Copyright Law

Copyright law may additionally change

New copyright regulation is just President Cyril Ramaphosa’s signature far from implementation. Still, critics claim that the law, which they see as a capitulation to the pursuits of tech giants consisting of Google, ought to have dire results for the innovative industries. The National Assembly has handled the Copyright Amendment Act and National Council of Provinces, the latter on March 20 this 12 months, but a coalition in opposition to the Bill says that, if it’s far handed into regulation, it’s going to result in process losses and might, in the long run, kill the creative industry.

Collen Dlamini, the spokesperson for the Coalition for Effective Copyright, says the Bill is a “complicated piece of rules, riven with unsure terminology, that has been rushed through Parliament thanks to the advocacy and funding of tech giants like Google”. He says the bill calls for “fair use,” which the coalition believes is bigoted for creatives because it will allow their work to be freely used by all comers. He says they may be in opposition to truthful use inside the Bill because it does now not provide statutory protection for content creators.

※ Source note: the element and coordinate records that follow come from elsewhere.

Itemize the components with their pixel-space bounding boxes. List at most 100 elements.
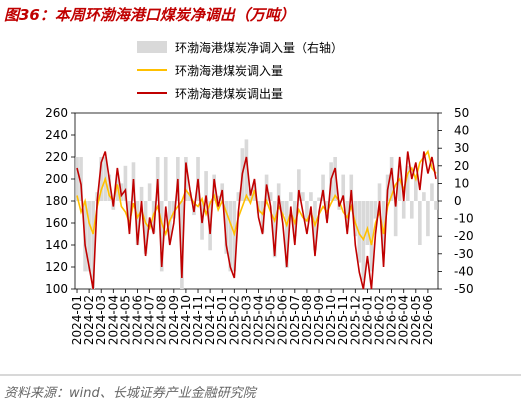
bar	[272, 201, 277, 258]
x-tick-label: 2024-08	[155, 295, 169, 345]
x-tick-label: 2025-02	[227, 295, 241, 345]
y-tick-label: 240	[45, 128, 68, 142]
y2-tick-label: 10	[454, 176, 469, 190]
bar	[301, 192, 305, 201]
chart-title: 图36：本周环渤海港口煤炭净调出（万吨）	[4, 6, 295, 24]
bar	[139, 186, 144, 201]
bar	[345, 201, 350, 228]
bar	[369, 201, 374, 272]
bar	[79, 157, 83, 201]
bar	[147, 183, 152, 201]
x-tick-label: 2024-04	[106, 295, 120, 345]
x-tick-label: 2024-03	[94, 295, 108, 345]
y-tick-label: 180	[45, 194, 68, 208]
x-tick-label: 2025-10	[324, 295, 338, 345]
bar	[236, 192, 241, 201]
bar	[414, 174, 418, 201]
x-tick-label: 2024-09	[167, 295, 181, 345]
x-tick-label: 2025-09	[312, 295, 326, 345]
bar	[422, 192, 426, 201]
x-tick-label: 2024-02	[82, 295, 96, 345]
bar	[365, 201, 370, 245]
x-tick-label: 2024-12	[203, 295, 217, 345]
bar	[381, 201, 386, 254]
bar	[418, 201, 422, 245]
bar	[405, 165, 410, 201]
bar	[317, 197, 321, 201]
bar	[309, 192, 313, 201]
legend-label: 环渤海港煤炭调出量	[175, 86, 283, 101]
bar	[172, 201, 176, 219]
y-tick-label: 220	[45, 150, 68, 164]
y-tick-label: 100	[45, 282, 68, 296]
x-tick-label: 2025-07	[288, 295, 302, 345]
bar	[135, 201, 140, 245]
x-tick-label: 2025-06	[276, 295, 290, 345]
line	[76, 151, 437, 290]
bar	[87, 201, 91, 272]
y-tick-label: 140	[45, 238, 68, 252]
bar	[305, 201, 309, 223]
bar	[426, 201, 430, 237]
y2-tick-label: -20	[454, 229, 474, 243]
source: 资料来源：wind、长城证券产业金融研究院	[4, 385, 258, 401]
bar	[393, 201, 398, 237]
bar	[373, 201, 378, 219]
y2-tick-label: 0	[454, 194, 462, 208]
bar	[430, 183, 434, 201]
bar	[180, 201, 184, 289]
bar	[143, 201, 148, 254]
bar	[228, 201, 233, 272]
bar	[159, 201, 164, 272]
bar	[288, 192, 293, 201]
x-tick-label: 2026-04	[397, 295, 411, 345]
bar	[268, 192, 273, 201]
bar	[333, 157, 337, 201]
legend-label: 环渤海港煤炭净调入量（右轴）	[175, 40, 343, 55]
bar	[99, 157, 104, 201]
bar	[204, 171, 208, 201]
bar	[244, 139, 249, 201]
x-tick-label: 2024-11	[191, 295, 205, 345]
bar	[280, 201, 285, 216]
bar	[353, 201, 358, 237]
x-tick-label: 2024-01	[70, 295, 84, 345]
x-tick-label: 2024-06	[131, 295, 145, 345]
bar	[325, 201, 329, 219]
x-tick-label: 2025-01	[215, 295, 229, 345]
bar	[107, 174, 112, 201]
x-tick-label: 2025-05	[264, 295, 278, 345]
y-tick-label: 200	[45, 172, 68, 186]
bar	[377, 183, 382, 201]
bar	[224, 201, 229, 254]
bar	[341, 174, 346, 201]
bar	[349, 174, 354, 201]
bar	[123, 165, 128, 201]
y2-tick-label: -30	[454, 247, 474, 261]
y-tick-label: 120	[45, 260, 68, 274]
bar	[293, 201, 297, 237]
x-tick-label: 2024-07	[143, 295, 157, 345]
x-tick-label: 2025-03	[239, 295, 253, 345]
bar	[297, 169, 301, 201]
bar	[284, 201, 289, 268]
bar	[127, 201, 132, 219]
bar	[434, 201, 438, 210]
y2-tick-label: -40	[454, 264, 474, 278]
bar	[321, 174, 325, 201]
y2-tick-label: 30	[454, 141, 469, 155]
bar	[276, 183, 281, 201]
bar	[75, 157, 79, 201]
bar	[91, 201, 95, 289]
x-tick-label: 2026-02	[373, 295, 387, 345]
bar	[389, 157, 394, 201]
bar	[409, 201, 414, 219]
y2-tick-label: -10	[454, 212, 474, 226]
y-tick-label: 260	[45, 106, 68, 120]
legend-swatch	[137, 41, 167, 53]
x-tick-label: 2025-04	[252, 295, 266, 345]
bar	[401, 201, 406, 219]
bar	[163, 157, 168, 201]
x-tick-label: 2024-10	[179, 295, 193, 345]
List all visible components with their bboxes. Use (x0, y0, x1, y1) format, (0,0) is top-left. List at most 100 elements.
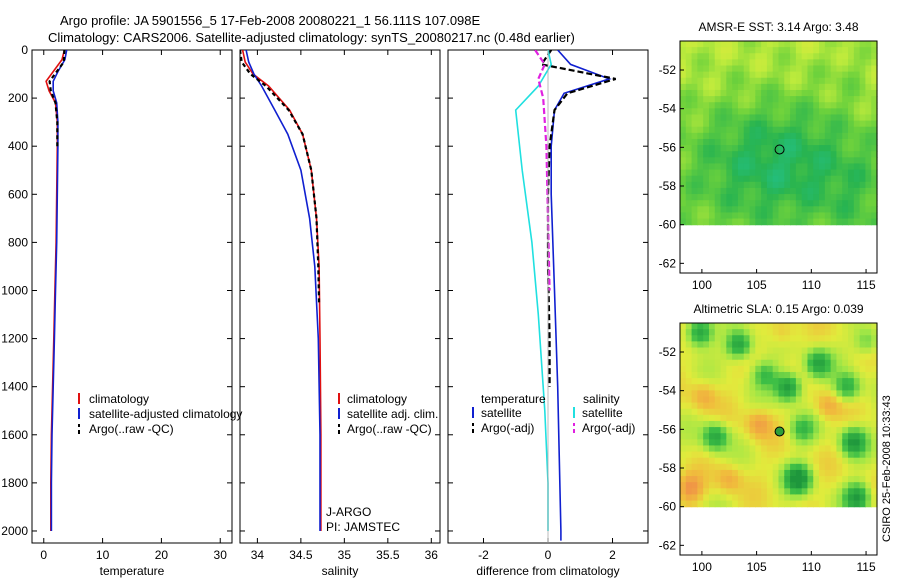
map-cell (732, 65, 739, 73)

Dlamini says licensing beneath the existing law allows for college kids in institutions of better studying to duplicate quantities of books; however, then institutions are liable for a certain price per student consistent with year. But with the new truthful use rules, this will no longer be relevant. The new law might also, as an instance, allow Google to copy books from South African libraries totally free in change for virtual copies for the library, whilst the search massive get to preserve a duplicate of the scanned books without purchasing them for its personal, commercial enterprise purposes.


At present, Google can only experiment with books that are out of copyright. Critics of the Bill declare Google funded a group known as ReCreate, which is for the Bill and has supported it. But ReCreate says it is “a transparent, membership-advocated employer .” We do no longer represent Google in any manner,” says ReCreate spokesperson Nontando Tusi. Instead, the enterprise is in a coalition with different corporations that include writers, filmmakers, newbies, librarians, era entrepreneurs, and the Freedom of Expression Institute, she says, adding that ReCreate represents greater than half a million South Africans.

“ReCreate is funded via some enterprises, which encompass Google and [the] Open Society Foundation and receives contributions from volunteers and companies,’’ says Tusi. It does now not act under any coaching from any of its funders, she says. ReCreate says it helps the Bill in its totality, arguing that truthful use will “unfastened creators from private censorship.”

“Fair use is vital for creators because many new works comprise references or excerpts of different works. Documentary films quote information and different assets. Photographs seize copyrighted photos and systems. Authors quote different authors. Fair use ensures that creators have the right to make [use of] those and others makes use of that don’t a replacement for the original paintings,” says Tusi.

She says honest use does no longer mean “free” because the Bill has “clear parameters as to what use of a copyright-covered work might be taken into consideration truthful.” André Myburgh, a consultant in South African copyright regulation, says the problem with the expansive honest use provision in the context of the Bill is that it’ll encourage customers to copy copyright works without permission and fear of consequences.

“ Fair use is, in essence, a bendy set of principles primarily based on which, if they follow, a customer of copyright goods can reproduce the copyrighted work without the permission of the copyright owner and consequently without charge,” says Myburgh. “Not simplest person purchasers, but additionally agencies can advantage from honest use.

It is a doctrine specific to the USA and some different nations inside the world that have been persuaded to introduce it — Israel, Uganda, South Korea, and recently Singapore. Countries that follow the copyright law way of life of the United Kingdom, including South Africa, have bendy copyright exceptions based on the doctrine of ‘honest dealing,’ where the standard of ‘truthful practice’ is applied to precise functions, which include citation and reporting on cutting-edge events,” he added.

Myburgh says the United Kingdom and Ireland had both considered introducing truthful use — and decided against it. Myburgh said Bill’s fair use clause introduces permission-unfastened copying for purposes now not allowed within the US and is also observed with the aid of numerous different copyright exceptions. “The effect will no longer handiest be felt in purchaser makes use of, to not be paid for, but in unpaid uses by new technologies developed using businesses whose enterprise models depend upon the lifestyles of truthful use and copyright exceptions.”

Dlamini claims the Bill changed into not very well researched and that it “violates the constitutional right to freedom of preference of trade.” He says a socioeconomic impact evaluation executed using the Publishers’ Association of South and PwC in 2017 showed the movie industry, with R12.5-billion in annual turnover, stands to lose income, and the e-book industry should enjoy losses of at the least R3-billion inside the first 12 months of the new law being in location.